With this year’s vehicle sales expected to drop 30% year-over-year or even more in the region, companies need to streamline operations and cut down on less lucrative strategies such as direct sales offerings to car rental and leasing agencies at considerable discounts.

In a recent comment by Ford South America president Lyle Watters, he mentioned that the company will be more selective in terms of offering these discounts. This will certainly result in less market share but improving the bottom line is what it’s all about.

“We are avoiding some of our low margin fleet sales and have had to say no to some large rental companies,” the executive said in an interview with local automobile news portal AutoData, explaining that Ford will not be pulling out of the car rental segment in its entirety.

Although there are only a few OEMs eyeing the option to provide in-house short-term car rentals, many already provide long-term rentals, also known as corporate fleet leasing.

Among those in Latin America are Volkswagen Financial Services (Mexico), Renault Financial Services (Brazil), FCA Rental (Brazil), and Toyota Kinto (Argentina, Brazil, Uruguay). The largest fleet holders are Volkswagen Financial Services with 55,000 vehicles and Renault Financial Services with approximately 32,000 vehicles.

For car rental and leasing companies in Latin America, terms can be quite attractive. “They could be offered discounts of up to 30% and payment grace periods of up to 120 days, and possibly better terms for large volume orders (15,000 + vehicles),” vehicle corporate sales specialists Claudio Ferreira told Global Fleet.

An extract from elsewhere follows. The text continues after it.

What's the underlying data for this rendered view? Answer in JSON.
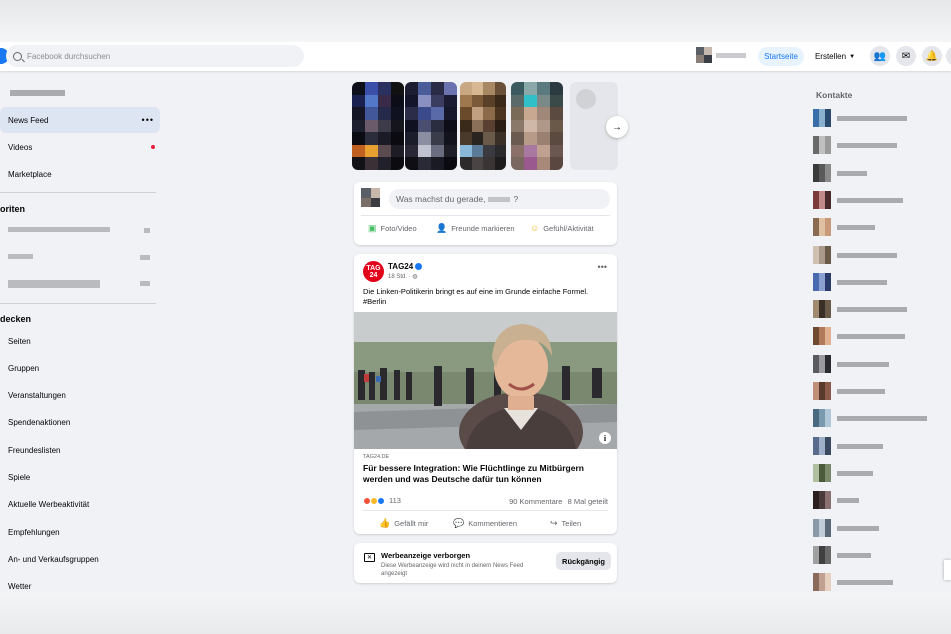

Claudio Ferreira (source: handout)

For Mr. Ferreira, who specializes in the large-scale direct sales market, OEM’s cannot overlook the importance of maintaining a good relationship with car rental agencies, some of which can represent fleets of 100,000 vehicles or more. Remember, if retail doesn’t perform up to par, who else will empty your stock?

Meanwhile, one major change in the market which could put a twist on plans for many companies in South America is the merger plan announced by the region’s two largest car rental and leasing companies, Localiza and Unidas in Brazil.

With a total fleet of nearly 500,000 (if approved by Brazil’s antitrust agency Cade), the partnership will gain leverage, thus impacting the relationship it will have with automakers and the strategies of competing rental agencies. It could take up to a year to be approved so there is some time to prepare.